Cohabitation conflictuelle
Si cette vaste étendue ne compte que neuf wilayas (préfectures) sur quarante-huit, son organisation militaire, elle, est bien plus importante. Sur les six régions militaires (RM) que couvre l’armée algérienne, trois sont basées dans le Grand Sud : Tindouf pour la IIIe RM, Ouargla et ses gisements pétroliers pour la IVe RM et Tamanrasset pour la VIe RM. Cet important déploiement était censé maintenir la cohésion socioethnique entre les communautés, tribus et groupes religieux qui se partagent l’immense territoire. La cohabitation entre sunnites et ibadites, Arabes et Berbères, ou encore entre Touaregs et Noirs, est le plus souvent conflictuelle. À ce problème se sont greffées de nouvelles menaces avec les retombées de la crise libyenne, en 2011, et les risques de déflagration induits par les velléités irrédentistes touarègues chez le voisin malien.

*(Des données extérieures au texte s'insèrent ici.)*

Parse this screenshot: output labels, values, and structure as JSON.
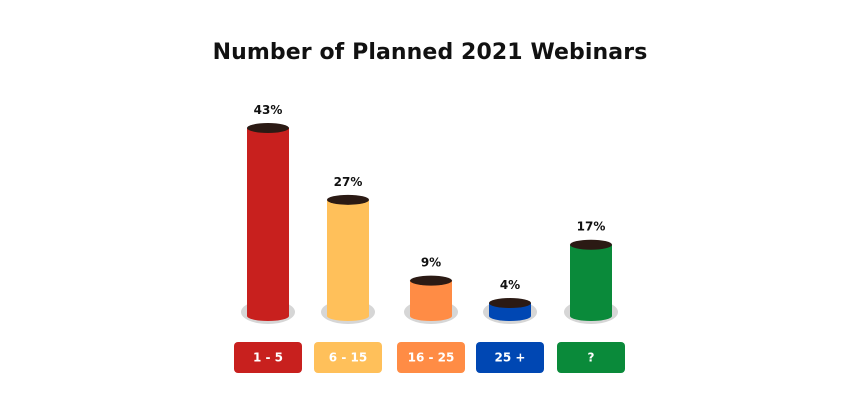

Si les gouvernements successifs ont surveillé le Sud avec attention, les régions méridionales n’ont pas pour autant bénéficié d’investissements colossaux au lendemain de l’indépendance. Selon le chercheur algérien Nasreddine Hammouda, du Centre de recherche en économie appliquée pour le développement (Cread), « le système statistique algérien ne produit pas de comptes régionaux ». Résultat : les disparités entre régions sont très peu visibles dans les chiffres officiels. Mais nul besoin d’être grand clerc pour constater les différences en matière de développement. Il a fallu attendre les années fastes, pour l’État, de la flambée des hydrocarbures – à partir de 2000 -, ainsi qu’une réelle volonté politique pour voir Alger se lancer à l’assaut du Sud avec de véritables programmes d’infrastructures. Si la carte sanitaire reste largement insuffisante, on constate tout de même une nette amélioration des conditions de vie.
Ces progrès sociaux vont-ils avoir des répercussions sur les élections législatives du 10 mai ? Sans doute. Réputés frondeurs à l’égard du pouvoir central, considéré comme lointain et arrogant, les électeurs du Sud votent finalement comme ceux du Nord, c’est-à-dire en faveur des partis se réclamant du programme d’Abdelaziz Bouteflika, les nationalistes du FLN et ceux du Rassemblement national démocratique (RND), ainsi que les islamistes du Mouvement de la société pour la paix (MSP, Frères musulmans). Ils votent également, mais dans une moindre mesure, pour les partis de l’opposition tels que le Rassemblement pour la culture et la démocratie (RCD, laïque) ou le Front national algérien (FNA, ultranationaliste). Particularité politique du Grand Sud : c’est la seule région du pays à envoyer des représentants écologistes à l’Assemblée. Friande de paradoxe, l’Algérie tient ses Verts. Ils viennent du désert.